Not to re-direct the subject of this thread...  but what you have said about the yanmaodao is very true.  Based on this principle, the immensely-talented woodworker *Graham Cave*, has been working on the details of a wooden, fighting goose-quill saber.  His wooden jians are, by far, the very finest ever produced in contemporary times (if not throughout all of time).  Do check them out at:  * http://www.tigers-den-swords.com/*

  The yanmaodaos will be designed to compete in the Traditional Chinese Sword League's full-contact tournament events.  Given the predominance of jianfa at the first two open tournaments, these new yanmaodaos will be much better suited to counter the speed and effectiveness of the jian.  The Raven Studios liuyedaos used in the 2009 tourney, were at a disadvantage in such a heavily-saturated environment of jianfa.  These new wooden Geese will be quicker and possess a significant thrusting capacity.  They may be available by mid 2010?  Theoretically speaking, however, they are still on the blackboard.  As with his fighting jians, Graham has enlisted the guidance and feedback of some of the most illumined English-speaking authorities on Chinese arms.  It's always good to have the advice of seasoned experts and rogues (myself), alike.  The amount of research and experimentation involved in these projects is extensive.  In good time, a truly authentic fighting Goose will emerge form his workshop.   In my own small way, I am attempting to assist Graham in his research and development.

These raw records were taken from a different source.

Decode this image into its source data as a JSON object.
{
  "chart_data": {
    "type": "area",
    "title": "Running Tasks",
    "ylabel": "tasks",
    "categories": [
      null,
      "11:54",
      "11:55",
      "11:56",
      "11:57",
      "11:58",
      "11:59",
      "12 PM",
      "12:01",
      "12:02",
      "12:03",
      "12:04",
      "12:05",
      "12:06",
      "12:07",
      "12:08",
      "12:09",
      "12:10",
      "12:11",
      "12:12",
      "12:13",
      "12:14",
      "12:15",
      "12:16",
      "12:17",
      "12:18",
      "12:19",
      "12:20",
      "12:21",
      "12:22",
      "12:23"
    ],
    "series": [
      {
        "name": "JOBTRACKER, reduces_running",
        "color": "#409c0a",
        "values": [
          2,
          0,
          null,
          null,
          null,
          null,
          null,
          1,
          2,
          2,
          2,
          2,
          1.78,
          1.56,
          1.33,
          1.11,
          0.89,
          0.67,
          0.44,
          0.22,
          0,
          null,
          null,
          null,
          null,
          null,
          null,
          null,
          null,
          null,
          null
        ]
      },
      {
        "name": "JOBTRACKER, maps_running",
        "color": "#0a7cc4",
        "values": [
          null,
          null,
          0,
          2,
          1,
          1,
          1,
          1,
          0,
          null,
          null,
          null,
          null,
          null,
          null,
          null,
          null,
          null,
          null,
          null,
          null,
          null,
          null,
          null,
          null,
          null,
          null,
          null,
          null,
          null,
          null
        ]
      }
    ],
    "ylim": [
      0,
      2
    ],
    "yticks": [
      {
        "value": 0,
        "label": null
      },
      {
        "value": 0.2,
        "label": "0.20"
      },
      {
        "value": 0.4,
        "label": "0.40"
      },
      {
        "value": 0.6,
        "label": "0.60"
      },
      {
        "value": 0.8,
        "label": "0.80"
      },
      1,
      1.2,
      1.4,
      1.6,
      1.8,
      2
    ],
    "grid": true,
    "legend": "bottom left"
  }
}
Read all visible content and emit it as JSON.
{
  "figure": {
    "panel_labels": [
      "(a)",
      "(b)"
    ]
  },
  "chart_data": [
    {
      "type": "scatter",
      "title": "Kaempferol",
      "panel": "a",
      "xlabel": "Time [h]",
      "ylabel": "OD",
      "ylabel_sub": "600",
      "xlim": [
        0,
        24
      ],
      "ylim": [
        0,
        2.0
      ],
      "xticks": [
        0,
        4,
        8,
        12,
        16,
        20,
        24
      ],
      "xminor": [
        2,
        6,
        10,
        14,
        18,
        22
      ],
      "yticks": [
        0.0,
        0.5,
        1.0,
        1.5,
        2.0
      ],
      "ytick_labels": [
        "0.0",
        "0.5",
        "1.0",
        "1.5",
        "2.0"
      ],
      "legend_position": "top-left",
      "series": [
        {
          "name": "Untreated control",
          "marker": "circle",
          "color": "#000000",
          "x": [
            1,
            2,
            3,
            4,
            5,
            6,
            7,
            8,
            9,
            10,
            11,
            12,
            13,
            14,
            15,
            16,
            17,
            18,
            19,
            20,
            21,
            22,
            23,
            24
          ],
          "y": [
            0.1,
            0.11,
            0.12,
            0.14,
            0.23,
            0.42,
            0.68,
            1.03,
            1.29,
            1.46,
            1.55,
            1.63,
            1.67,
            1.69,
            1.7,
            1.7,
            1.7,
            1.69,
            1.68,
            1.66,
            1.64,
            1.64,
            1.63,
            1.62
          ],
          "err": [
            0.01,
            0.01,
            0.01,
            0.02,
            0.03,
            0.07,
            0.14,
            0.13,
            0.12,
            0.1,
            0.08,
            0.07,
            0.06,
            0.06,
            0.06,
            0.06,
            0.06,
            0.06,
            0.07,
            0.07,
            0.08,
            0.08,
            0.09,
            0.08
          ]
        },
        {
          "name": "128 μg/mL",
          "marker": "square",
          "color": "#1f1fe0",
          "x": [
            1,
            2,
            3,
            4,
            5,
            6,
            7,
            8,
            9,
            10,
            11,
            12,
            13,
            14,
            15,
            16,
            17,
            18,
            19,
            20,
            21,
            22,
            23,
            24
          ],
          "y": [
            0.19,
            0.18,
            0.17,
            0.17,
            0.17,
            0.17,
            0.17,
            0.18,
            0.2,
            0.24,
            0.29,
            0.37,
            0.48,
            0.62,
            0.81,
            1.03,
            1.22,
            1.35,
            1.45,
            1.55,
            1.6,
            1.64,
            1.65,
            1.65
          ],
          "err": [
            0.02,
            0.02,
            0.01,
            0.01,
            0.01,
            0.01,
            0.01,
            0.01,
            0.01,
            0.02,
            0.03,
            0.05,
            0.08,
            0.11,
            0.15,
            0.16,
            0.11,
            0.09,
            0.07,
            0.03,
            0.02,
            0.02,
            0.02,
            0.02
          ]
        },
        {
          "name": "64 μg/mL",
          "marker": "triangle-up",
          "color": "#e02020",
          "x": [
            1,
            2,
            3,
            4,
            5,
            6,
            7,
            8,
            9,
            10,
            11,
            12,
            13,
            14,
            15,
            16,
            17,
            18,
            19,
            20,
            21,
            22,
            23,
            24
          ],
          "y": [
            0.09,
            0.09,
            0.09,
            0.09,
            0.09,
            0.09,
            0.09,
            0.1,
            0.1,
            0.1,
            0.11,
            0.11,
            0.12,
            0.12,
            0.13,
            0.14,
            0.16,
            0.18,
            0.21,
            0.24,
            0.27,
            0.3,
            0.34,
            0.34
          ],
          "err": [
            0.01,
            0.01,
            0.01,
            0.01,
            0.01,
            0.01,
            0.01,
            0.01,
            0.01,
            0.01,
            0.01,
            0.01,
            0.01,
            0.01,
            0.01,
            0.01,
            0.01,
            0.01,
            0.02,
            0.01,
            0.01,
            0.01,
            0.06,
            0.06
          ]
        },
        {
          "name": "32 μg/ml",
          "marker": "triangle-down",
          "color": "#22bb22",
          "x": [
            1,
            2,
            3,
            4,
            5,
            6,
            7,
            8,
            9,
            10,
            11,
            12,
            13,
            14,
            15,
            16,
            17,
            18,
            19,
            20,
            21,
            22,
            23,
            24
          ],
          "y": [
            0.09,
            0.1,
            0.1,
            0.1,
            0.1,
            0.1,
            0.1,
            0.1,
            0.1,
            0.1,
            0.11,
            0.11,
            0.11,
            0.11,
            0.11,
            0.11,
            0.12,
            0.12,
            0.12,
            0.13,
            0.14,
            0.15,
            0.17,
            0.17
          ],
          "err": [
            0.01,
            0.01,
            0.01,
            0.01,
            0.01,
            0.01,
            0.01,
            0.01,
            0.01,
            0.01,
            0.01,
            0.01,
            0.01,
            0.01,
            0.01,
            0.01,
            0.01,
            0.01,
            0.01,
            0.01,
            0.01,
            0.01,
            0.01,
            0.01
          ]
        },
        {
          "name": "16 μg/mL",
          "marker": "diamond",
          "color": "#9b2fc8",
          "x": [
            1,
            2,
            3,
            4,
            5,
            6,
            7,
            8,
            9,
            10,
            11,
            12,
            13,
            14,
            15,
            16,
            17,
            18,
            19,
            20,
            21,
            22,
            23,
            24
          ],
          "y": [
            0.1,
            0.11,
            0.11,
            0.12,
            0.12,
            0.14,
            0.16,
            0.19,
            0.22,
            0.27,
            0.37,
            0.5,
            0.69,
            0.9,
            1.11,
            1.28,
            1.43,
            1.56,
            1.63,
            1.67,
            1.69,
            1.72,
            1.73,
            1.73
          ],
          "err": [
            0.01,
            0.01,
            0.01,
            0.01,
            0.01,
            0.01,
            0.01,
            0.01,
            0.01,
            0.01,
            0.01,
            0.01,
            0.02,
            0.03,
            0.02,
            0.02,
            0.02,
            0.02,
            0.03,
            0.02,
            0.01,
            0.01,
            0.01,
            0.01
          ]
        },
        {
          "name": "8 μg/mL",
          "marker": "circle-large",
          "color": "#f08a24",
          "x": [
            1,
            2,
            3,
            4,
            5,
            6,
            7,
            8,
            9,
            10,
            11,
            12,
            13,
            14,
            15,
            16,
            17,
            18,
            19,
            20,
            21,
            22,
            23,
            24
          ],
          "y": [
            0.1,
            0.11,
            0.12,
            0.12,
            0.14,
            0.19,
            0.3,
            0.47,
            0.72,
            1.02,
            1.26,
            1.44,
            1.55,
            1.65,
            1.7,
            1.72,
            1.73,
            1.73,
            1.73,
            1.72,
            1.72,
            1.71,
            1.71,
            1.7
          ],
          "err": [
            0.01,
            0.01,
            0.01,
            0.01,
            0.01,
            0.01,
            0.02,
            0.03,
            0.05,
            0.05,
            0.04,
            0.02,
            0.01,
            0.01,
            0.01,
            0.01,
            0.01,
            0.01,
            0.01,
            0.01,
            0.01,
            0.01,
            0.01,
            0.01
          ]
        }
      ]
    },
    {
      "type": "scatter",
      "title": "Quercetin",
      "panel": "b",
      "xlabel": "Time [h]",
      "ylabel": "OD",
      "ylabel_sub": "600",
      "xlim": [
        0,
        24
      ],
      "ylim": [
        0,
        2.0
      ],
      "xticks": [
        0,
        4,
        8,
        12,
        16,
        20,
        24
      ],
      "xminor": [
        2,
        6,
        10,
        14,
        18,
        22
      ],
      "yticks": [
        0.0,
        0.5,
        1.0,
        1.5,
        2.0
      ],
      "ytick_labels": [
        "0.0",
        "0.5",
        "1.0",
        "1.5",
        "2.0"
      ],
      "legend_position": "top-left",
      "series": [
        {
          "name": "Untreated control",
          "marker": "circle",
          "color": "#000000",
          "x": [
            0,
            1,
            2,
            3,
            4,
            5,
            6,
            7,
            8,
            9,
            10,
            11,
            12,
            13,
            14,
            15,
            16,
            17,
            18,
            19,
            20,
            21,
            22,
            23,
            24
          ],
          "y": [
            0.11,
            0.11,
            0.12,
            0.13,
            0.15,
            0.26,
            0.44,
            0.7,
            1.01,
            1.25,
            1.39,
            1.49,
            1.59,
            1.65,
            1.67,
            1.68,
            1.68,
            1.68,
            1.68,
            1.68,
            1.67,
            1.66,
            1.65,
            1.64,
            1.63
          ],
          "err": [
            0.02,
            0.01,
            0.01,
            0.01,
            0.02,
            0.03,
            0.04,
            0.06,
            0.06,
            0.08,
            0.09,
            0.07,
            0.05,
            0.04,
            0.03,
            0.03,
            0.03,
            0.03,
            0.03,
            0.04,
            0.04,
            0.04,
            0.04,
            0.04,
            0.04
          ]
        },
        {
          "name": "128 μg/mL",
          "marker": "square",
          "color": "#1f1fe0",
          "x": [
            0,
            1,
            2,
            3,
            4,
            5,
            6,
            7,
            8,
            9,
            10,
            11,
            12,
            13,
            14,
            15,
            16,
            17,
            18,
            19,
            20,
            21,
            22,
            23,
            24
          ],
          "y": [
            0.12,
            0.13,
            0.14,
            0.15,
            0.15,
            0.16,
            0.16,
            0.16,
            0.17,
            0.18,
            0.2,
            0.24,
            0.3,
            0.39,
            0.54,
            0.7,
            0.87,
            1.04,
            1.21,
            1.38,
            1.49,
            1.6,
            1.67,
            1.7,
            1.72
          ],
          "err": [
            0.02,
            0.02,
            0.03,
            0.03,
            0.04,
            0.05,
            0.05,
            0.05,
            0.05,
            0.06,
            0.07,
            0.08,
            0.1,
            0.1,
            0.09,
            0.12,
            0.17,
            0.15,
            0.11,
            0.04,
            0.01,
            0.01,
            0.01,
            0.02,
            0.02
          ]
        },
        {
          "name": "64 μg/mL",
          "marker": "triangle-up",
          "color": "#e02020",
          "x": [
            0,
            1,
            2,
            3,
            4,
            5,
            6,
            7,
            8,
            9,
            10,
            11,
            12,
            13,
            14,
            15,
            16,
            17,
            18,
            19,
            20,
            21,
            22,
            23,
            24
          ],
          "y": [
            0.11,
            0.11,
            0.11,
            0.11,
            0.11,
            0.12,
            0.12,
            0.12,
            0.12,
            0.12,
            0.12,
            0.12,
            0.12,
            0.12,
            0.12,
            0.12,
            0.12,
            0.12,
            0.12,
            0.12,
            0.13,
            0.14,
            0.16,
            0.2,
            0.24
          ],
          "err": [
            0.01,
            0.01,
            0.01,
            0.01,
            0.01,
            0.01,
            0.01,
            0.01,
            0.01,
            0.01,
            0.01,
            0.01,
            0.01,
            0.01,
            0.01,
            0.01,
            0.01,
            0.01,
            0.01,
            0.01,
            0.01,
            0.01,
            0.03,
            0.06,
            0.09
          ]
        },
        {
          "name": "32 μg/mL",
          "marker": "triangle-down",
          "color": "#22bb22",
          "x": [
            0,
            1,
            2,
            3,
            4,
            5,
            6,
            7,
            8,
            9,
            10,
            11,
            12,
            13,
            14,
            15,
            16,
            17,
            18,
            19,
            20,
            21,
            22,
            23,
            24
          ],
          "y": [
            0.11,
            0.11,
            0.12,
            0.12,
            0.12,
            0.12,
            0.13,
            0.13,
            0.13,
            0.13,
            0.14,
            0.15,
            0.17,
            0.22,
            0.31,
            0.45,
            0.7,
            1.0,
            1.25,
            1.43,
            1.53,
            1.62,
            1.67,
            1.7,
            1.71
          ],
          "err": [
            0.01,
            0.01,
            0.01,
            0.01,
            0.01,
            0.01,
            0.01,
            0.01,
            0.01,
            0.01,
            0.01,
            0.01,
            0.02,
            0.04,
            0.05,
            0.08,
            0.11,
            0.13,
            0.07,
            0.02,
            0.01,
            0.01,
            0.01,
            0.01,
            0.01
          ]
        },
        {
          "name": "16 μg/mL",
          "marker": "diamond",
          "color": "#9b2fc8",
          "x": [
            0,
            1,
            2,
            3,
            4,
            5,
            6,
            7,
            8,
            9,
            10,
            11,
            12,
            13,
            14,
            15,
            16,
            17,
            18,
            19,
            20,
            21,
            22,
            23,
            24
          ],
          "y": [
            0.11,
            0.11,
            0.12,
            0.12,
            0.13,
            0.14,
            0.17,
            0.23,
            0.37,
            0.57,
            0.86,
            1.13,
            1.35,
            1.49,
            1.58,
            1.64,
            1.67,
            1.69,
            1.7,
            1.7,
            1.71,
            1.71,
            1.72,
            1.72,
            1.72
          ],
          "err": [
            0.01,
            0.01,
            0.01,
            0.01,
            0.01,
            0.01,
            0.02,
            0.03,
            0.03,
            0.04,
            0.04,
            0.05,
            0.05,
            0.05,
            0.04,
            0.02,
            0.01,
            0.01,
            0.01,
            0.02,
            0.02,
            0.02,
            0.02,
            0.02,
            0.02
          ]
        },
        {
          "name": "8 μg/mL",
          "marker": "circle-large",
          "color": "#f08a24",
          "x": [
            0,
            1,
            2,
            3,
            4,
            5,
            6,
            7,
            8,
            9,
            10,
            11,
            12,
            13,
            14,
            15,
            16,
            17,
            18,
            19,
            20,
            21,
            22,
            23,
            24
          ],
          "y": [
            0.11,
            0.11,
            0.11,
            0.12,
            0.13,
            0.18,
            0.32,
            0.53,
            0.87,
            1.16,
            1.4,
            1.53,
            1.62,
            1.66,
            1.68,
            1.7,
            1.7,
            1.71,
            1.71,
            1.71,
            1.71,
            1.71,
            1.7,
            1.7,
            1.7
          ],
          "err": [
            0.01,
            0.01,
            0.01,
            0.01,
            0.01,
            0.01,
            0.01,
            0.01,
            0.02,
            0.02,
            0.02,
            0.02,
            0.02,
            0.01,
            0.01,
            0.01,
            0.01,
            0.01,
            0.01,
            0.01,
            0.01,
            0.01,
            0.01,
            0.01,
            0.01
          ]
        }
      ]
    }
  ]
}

> Sounds like something an elite would use...


It was certainly more of a specialty weapon.  I guess you could say that they were elite, or at least specialists.  A good friend of mine knows several trapping/deflecting movements that a dao like the above "Yang taiji dao" examples can employ with the S-guard.  He showed me the methods for binding a spear attack and subsequent offensive movements, utilizing the leverage of the large ring pommel.  It is, most assuredly, an  interesting anomaly, in the myriad variations of the Chinese sword (as sabers go).   :Big Grin: 

*Be well and practice often,   Jon Palombi*

----------